3D Printers Could Make Devices With Embedded Electronics
18-10-2019 | By Rob Coppinger
Electronic devices made of fibres containing interconnected materials that can sense their surroundings, store energy, emit light or perform other actions, could be printed.
The devices can be made by a standard 3D printer known as a fused deposition modelling printer that has been modified with a nozzle that operates at a lower temperature. At this lower temperature, a filament that contains electronics is pushed through the nozzle at a faster rate than conventional printers. Additive manufacturing, also known as 3D printing, builds up a structure using molten material, layer by layer. With a lower temperature nozzle, only the exterior of the filament, which is a polymer cladding, becomes molten so it adheres to the previous filament already laid down.
While the polymer cladding becomes partially molten, the interior of the filament stays cool and solid, with its embedded electronic functions unaffected. The filament is made by assembling the different electronic materials into a larger-scale version which is called a preform. That preform is then heated in a furnace and drawn out to produce a narrow filament that contains those materials in the same relative positions but reduced in size.

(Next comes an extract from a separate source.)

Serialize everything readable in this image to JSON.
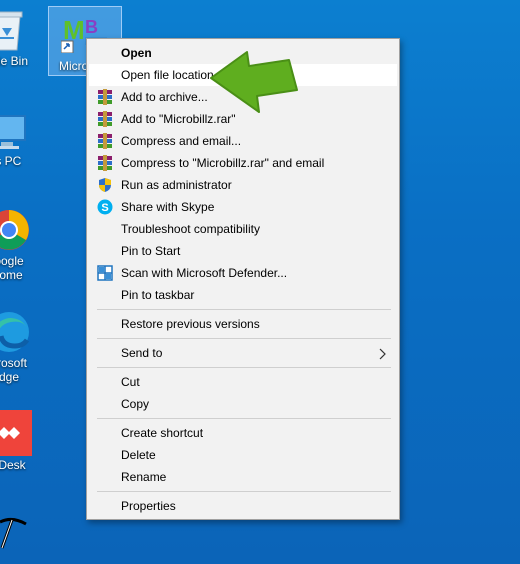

Once laid down, the finished filament device can be connected to a power source for functions such as light emission. The devices can use light because "the polymer coating used in our fibres is transparent to detected light,” Massachusetts Institute of Technology (MIT) doctoral student Gabriel Loke explains. “In our work, we used the thermoplastic polycarbonate and cyclic olefin copolymer, both of which have high transparency in the visible light range."
Functional Prototypes
The filament’s electronic components include metal wires, semiconductors for controlling some functions, and polymer insulators to prevent the different parts from contacting each other. The MIT researchers printed a wing for a model aircraft using filaments that contained both light-emitting and light-detecting electronics. For communications applications, flashing lights can transmit data that is then picked up by other fibres containing light sensors.
Using the 3D printing method developed by the MIT researchers, a structure such as this model airplane wing could have both light emitters and light detectors embedded in the material so that it could continuously detect any micro-cracks as they begin to form.
Credit: Felice Frankel
Making prototypes was the first application for additive manufacturing, and the filament printer could take this one stage further; they would be functional rather than static models. Beyond prototypes, toy or remote- control aircraft is a possible use, considering the wing that has already been made. An example the MIT researchers give is prosthetic limbs. An entire limb could be printed with all the electronics to monitor and control the limb embedded, while its dimensions and contours would match the patient’s body for a close fit.
The work was partly supported by the United States (US) government’s National Science Foundation, the US Army Research Laboratory and the US Army Research Office through the Institute for Soldier Nanotechnologies.